Attention, instant vieux con : j'ai découvert Star Fox alors qu'il s'appelait encore Star Wing (1993) sur Super Nintendo. À l'époque, voir renard piloter un vaisseau composé de quelques polygones sur une console 16 bits nous donnait l'impression de vivre dans le turfu. Aujourd'hui, ce futur a déjà trente ans, et Nintendo nous ressort encore une fois son classique.
En effet, après Lylat Wars (1997) sur Nintendo 64 et son remake sur 3DS (2011), la Switch 2 accueille encore un nouveau remake (2027).
Derrière son nouvel habillage, ce Star Fox reste quasiment le même jeu qu'en 1997.
Et vous savez quoi ? Il est toujours aussi fun.
Car malgré ses presque trente ans, son gameplay de rail shooter reste d'une efficacité redoutable. Ça file à toute vitesse, ça explose dans tous les sens, les contrôles répondent au doigt et à l'œil, et on retrouve immédiatement ce plaisir arcade devenu beaucoup trop rare. Ici, on joue. C'est tout. Et c'est déjà beaucoup.
graveLa grande nouveauté est évidemment visuelle. Nintendo a choisi de rester étonnamment fidèle aux illustrations et artworks d'origine. Les personnages affichent un côté animalier presque réaliste qui pourra surprendre ceux qui imaginaient une direction artistique plus stylisé (façon animé). Personnellement, ça fonctionne grave. J'ai parfois eu l'impression de voir les jaquettes de mon adolescence prendre vie. C'est peut-être la nostalgie qui parle.
Techniquement, rien à dire. C'est fluide, propre, lisible.
Malheureusement, tout n'a pas aussi bien vieilli.
Les (rares) missions en arène restent le principal point faible du jeu. Là où les séquences sur rails conservent une énergie folle, ces niveaux plus ouverts paraissent lourds et datés. Les affrontements manquent de rythme et l'action tourne parfois en rond.
Autre critique qu'on entendra souvent : sa durée de vie. Oui, il est possible de terminer une partie en moins de deux heures. Comme il est possible de dire qu'on a fini Fatal Fury après avoir battu Geese Howard. Mais Star Fox n'a jamais été conçu pour être aussitôt joué, aussitôt oublié. Entre les routes alternatives, les niveaux cachés et les secrets, il faut plusieurs parties pour réellement voir ce que le jeu a dans le ventre.
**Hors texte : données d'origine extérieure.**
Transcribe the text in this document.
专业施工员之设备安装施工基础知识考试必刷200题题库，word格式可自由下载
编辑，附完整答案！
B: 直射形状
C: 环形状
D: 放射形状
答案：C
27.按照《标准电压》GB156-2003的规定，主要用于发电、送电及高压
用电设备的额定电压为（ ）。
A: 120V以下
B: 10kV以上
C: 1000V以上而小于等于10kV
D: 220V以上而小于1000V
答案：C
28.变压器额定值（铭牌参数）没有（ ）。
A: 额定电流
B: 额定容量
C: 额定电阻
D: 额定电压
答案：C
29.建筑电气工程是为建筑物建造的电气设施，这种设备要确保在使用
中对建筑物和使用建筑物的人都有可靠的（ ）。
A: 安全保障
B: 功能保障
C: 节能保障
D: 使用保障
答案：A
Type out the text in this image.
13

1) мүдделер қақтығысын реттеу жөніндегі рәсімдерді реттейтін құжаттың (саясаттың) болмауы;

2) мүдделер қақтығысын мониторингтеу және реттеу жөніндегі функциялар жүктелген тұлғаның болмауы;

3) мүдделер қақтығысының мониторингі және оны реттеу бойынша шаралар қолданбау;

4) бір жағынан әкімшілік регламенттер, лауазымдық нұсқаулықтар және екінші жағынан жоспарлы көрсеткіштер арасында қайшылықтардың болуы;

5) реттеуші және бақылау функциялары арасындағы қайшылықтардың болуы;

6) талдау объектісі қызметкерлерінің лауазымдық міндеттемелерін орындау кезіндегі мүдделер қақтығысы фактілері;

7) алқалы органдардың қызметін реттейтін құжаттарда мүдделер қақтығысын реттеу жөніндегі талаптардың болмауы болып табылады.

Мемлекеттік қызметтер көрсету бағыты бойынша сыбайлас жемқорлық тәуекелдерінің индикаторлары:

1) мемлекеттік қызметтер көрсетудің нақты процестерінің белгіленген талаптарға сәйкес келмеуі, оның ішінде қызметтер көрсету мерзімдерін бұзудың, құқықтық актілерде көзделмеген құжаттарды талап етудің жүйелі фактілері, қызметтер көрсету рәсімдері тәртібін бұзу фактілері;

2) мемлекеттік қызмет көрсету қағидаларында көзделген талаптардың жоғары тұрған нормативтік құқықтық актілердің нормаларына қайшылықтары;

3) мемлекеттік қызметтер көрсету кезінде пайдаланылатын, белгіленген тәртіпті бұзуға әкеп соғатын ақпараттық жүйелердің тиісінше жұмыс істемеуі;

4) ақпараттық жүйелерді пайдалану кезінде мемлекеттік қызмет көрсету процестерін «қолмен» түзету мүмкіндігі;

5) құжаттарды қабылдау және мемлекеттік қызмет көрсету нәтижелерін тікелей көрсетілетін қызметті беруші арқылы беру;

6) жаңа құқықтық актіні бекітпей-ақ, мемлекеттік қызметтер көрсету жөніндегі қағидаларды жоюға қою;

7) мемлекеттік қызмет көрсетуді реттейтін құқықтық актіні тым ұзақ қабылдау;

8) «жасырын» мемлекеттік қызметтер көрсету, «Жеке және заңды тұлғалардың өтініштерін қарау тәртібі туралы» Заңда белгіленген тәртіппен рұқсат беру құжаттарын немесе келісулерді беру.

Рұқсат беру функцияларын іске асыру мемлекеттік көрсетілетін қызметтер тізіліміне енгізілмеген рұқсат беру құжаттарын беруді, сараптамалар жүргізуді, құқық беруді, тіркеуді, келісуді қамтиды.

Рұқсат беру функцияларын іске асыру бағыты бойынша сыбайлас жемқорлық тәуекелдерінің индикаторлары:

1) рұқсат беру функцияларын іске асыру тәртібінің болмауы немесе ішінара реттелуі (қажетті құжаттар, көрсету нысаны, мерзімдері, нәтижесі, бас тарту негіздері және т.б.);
Et ce n’est que le debut. Si on adhère à son ADN arcade, c'est un jeu auquel on revient régulièrement.
Reste la question du public visé. Les (vieux) vétérans retrouveront instantanément leurs marques et probablement leur sourire. Les nouveaux venus, eux, risquent d'être plus partagés. Ils devront accepter un gameplay conçu à une époque où les jeux demandaient d'être rejoués plutôt que consommés. Mon conseil est simple : essayez la démo. En quinze minutes, vous saurez exactement dans quel camp vous vous situez.
Au final, Star Fox sur Switch 2 ressemble à son héros : un peu vieux jeu, parfois cabossé, mais toujours capable de faire le spectacle quand il monte dans son cockpit. Trente ans plus tard, Nintendo vient de nous rappeler une vérité assez simple : quand un gameplay est excellent, il ne vieillit pas.